Although Stern spent most of his entrepreneurial life in the United States, he believes that local entrepreneurs should reside in Israel. “You can sit in the country and feel as if you’re abroad; the phone has an American number, the sale process is entirely virtual, you can share screens remotely, transfer files, and chat on video. Also, customers don’t really want to see you – because if you come to their office it takes up an hour of their time, but if you make a phone call the whole thing is over in ten minutes, and they can compare you to competitors.” He also said it was easier to recruit employees in Israel: “Everyone knows everyone and they bring their friends, and there’s a lot of talent here.”

As far as marketing and sales positions are concerned, the recommendation is to keep them near their market and recruit Americans.

“Apparently my way of thinking differs from everyone else’s. My Marketing VP is an Israeli, she’s a mother of three, and you have to see her results. I have nothing against Americans, but I don’t think that the fact that they learned how to be polished way back in preschool gives them a relative advantage, given that you often find out what you bought is just a brochure. The first time you say ‘Wow, what a presentation,’ and then you hear him repeat the same thing at every meeting.”
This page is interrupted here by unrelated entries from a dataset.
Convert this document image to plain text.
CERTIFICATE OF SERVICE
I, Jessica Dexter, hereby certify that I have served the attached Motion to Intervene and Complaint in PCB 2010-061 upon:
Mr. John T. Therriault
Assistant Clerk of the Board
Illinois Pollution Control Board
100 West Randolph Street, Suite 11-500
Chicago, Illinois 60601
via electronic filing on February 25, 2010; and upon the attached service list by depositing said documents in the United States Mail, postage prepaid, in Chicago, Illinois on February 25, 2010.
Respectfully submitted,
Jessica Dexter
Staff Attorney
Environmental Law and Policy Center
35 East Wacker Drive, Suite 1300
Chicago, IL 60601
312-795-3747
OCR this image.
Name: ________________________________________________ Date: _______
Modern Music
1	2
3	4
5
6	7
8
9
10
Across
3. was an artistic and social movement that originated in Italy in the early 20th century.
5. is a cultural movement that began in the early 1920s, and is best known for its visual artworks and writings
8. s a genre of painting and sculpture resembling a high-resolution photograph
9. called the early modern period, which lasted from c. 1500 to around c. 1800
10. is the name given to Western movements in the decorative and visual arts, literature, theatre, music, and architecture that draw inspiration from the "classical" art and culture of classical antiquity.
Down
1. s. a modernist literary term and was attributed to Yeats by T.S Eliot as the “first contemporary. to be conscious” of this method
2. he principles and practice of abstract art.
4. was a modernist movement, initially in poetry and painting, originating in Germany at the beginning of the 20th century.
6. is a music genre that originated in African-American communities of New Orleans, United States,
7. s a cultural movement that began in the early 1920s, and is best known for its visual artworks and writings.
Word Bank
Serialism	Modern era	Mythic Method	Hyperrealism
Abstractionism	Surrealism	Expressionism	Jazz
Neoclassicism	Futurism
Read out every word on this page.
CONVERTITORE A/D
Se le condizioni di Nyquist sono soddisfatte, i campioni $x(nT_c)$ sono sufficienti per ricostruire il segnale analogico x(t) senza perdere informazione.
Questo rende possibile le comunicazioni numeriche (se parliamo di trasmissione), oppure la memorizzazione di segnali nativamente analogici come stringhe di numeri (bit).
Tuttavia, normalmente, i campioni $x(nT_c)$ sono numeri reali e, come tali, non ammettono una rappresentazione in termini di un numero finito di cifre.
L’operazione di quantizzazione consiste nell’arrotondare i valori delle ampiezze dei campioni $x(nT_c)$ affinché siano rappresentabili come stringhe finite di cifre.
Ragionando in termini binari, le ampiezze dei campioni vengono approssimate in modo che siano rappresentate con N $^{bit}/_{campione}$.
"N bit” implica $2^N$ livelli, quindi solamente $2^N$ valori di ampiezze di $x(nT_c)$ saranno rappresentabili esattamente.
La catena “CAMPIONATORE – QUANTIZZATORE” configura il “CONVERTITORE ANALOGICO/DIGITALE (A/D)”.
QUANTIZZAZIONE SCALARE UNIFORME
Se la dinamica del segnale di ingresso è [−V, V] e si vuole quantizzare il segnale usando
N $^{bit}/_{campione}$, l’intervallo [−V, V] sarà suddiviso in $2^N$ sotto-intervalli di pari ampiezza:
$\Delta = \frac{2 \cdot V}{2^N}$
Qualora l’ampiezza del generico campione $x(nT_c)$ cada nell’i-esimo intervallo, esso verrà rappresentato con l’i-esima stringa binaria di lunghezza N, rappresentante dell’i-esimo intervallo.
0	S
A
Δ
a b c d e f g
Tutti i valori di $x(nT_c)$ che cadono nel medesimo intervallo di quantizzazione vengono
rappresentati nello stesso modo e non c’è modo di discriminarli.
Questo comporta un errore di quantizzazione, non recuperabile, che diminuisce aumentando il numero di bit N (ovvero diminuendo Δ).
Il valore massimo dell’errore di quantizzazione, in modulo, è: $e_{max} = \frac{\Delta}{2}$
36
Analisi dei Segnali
Today Stern spends most of his time working on a dream he developed in High School – applied research. He’s doing this with his fifth company, the ‘Yonatan Institute.’ “In each of my companies, the basic algorithms and technology were elements I developed myself. But because ZoomInfo is an economic company, I often cut corners – if a problem had to be solved, I strived for the fastest possible solution,” he explains. Stern is engaged in facing new challenges in the field of understanding language. While working with ZoomInfo, he noticed that much of the information we collect on the Internet is not given in natural language, but deciphered out of context. “If you go to a company website and want to know who the CEO is, you go to ‘About’ and ‘Management’, where you will see a picture of the CEO. You will not necessarily have a full sentence in English telling you this is Yonatan Stern and he is the CEO of the company.” Stern is trying to build a system that can be taught to extract meaning on its own. “I was planning on being a professor, and that didn’t end up happening, but I still have that bug. The result will probably be another startup.”